Olfactomedin 4 Deletion Improves Male Mouse Glucose Intolerance and Insulin Resistance Induced by a High-Fat Diet

Glucose-stimulated insulin secretion (GSIS) is essential for blood glucose homeostasis and is impaired in type 2 diabetes mellitus. Understanding the regulatory components of GSIS has clinical implications for diabetes treatment.
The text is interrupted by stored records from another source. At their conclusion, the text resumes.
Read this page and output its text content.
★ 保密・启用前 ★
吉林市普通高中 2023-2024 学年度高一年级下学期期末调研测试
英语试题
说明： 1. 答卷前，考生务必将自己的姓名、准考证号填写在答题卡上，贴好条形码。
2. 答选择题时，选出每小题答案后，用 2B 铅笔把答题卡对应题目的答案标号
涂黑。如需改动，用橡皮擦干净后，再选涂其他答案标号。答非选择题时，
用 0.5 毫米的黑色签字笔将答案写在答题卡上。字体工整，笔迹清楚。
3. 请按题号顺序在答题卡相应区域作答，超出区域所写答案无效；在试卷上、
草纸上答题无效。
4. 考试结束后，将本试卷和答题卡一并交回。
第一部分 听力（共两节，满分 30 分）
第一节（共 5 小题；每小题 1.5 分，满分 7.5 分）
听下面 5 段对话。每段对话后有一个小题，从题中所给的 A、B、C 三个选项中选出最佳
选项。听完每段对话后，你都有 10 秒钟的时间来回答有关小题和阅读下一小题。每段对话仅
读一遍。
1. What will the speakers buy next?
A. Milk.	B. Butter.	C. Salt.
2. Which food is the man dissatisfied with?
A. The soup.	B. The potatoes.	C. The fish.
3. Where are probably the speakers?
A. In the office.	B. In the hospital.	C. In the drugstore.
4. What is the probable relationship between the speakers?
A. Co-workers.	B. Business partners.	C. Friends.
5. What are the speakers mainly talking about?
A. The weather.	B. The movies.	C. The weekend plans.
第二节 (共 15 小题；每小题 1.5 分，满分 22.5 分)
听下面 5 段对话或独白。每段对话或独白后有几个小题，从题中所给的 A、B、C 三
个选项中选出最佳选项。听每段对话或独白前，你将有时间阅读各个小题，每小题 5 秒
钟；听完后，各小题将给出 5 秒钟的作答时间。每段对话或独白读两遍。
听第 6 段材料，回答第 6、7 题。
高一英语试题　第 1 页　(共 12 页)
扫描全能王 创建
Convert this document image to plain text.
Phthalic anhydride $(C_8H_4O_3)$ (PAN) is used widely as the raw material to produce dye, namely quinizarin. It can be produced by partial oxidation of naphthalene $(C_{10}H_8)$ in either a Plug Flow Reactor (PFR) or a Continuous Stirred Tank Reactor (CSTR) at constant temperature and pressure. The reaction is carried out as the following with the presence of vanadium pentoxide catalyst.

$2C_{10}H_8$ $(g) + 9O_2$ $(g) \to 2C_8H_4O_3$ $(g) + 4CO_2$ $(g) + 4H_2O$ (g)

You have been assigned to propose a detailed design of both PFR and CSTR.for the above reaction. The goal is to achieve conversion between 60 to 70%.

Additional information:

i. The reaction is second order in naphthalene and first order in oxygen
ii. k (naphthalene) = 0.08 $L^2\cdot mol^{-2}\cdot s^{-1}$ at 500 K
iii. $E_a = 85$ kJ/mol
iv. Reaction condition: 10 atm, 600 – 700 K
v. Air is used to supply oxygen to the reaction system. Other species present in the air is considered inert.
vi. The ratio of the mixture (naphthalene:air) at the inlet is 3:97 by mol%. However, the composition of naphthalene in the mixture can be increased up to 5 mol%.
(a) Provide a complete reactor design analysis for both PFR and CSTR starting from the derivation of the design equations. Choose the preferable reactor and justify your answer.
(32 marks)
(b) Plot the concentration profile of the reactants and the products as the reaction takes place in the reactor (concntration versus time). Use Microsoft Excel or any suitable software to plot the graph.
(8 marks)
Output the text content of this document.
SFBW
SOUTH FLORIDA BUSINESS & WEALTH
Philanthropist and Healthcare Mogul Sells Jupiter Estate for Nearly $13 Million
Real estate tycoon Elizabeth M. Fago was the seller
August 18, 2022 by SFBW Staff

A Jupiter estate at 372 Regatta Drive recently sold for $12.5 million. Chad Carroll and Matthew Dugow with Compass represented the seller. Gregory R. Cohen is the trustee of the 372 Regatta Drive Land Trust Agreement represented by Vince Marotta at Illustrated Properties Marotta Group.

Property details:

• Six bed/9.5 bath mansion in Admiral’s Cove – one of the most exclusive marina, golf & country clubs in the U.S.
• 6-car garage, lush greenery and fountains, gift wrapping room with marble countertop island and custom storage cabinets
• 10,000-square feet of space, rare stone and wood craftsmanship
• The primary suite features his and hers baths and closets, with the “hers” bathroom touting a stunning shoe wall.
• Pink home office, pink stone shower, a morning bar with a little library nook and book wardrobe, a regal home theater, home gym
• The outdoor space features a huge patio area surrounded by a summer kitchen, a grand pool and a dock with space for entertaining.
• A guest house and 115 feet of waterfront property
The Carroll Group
In this study, we found that olfactomedin 4 (OLFM4) is endogenously expressed in pancreatic islet β cells and further investigated its potential roles in glucose homeostasis and the pathogenesis of type 2 diabetes using mouse models. Olfm4-deficient mice showed significantly improved glucose tolerance and significantly increased insulin levels after glucose challenge compared with wild-type (WT) mice. GSIS, mitochondrial ATP production, and mitochondrial respiration were all significantly increased in islets isolated from Olfm4-deficient mice compared with those isolated from WT mice. In a high-fat diet (HFD)-induced diabetic mouse model, the increase in insulin levels after glucose challenge was significantly higher in Olfm4-deficient mice compared with WT mice. The impaired glucose tolerance and insulin resistance in HFD-fed mice were improved by loss of Olfm4. Olfm4 was found to be mainly localized in the mitochondria and interacts with GRIM-19 (a gene associated with retinoid-interferon mortality) in Min6 pancreatic β cells. Collectively, these studies suggest that Olfm4 negatively regulates GSIS. OLFM4 may represent a potential therapeutic target for impaired glucose tolerance and patients with type 2 diabetes.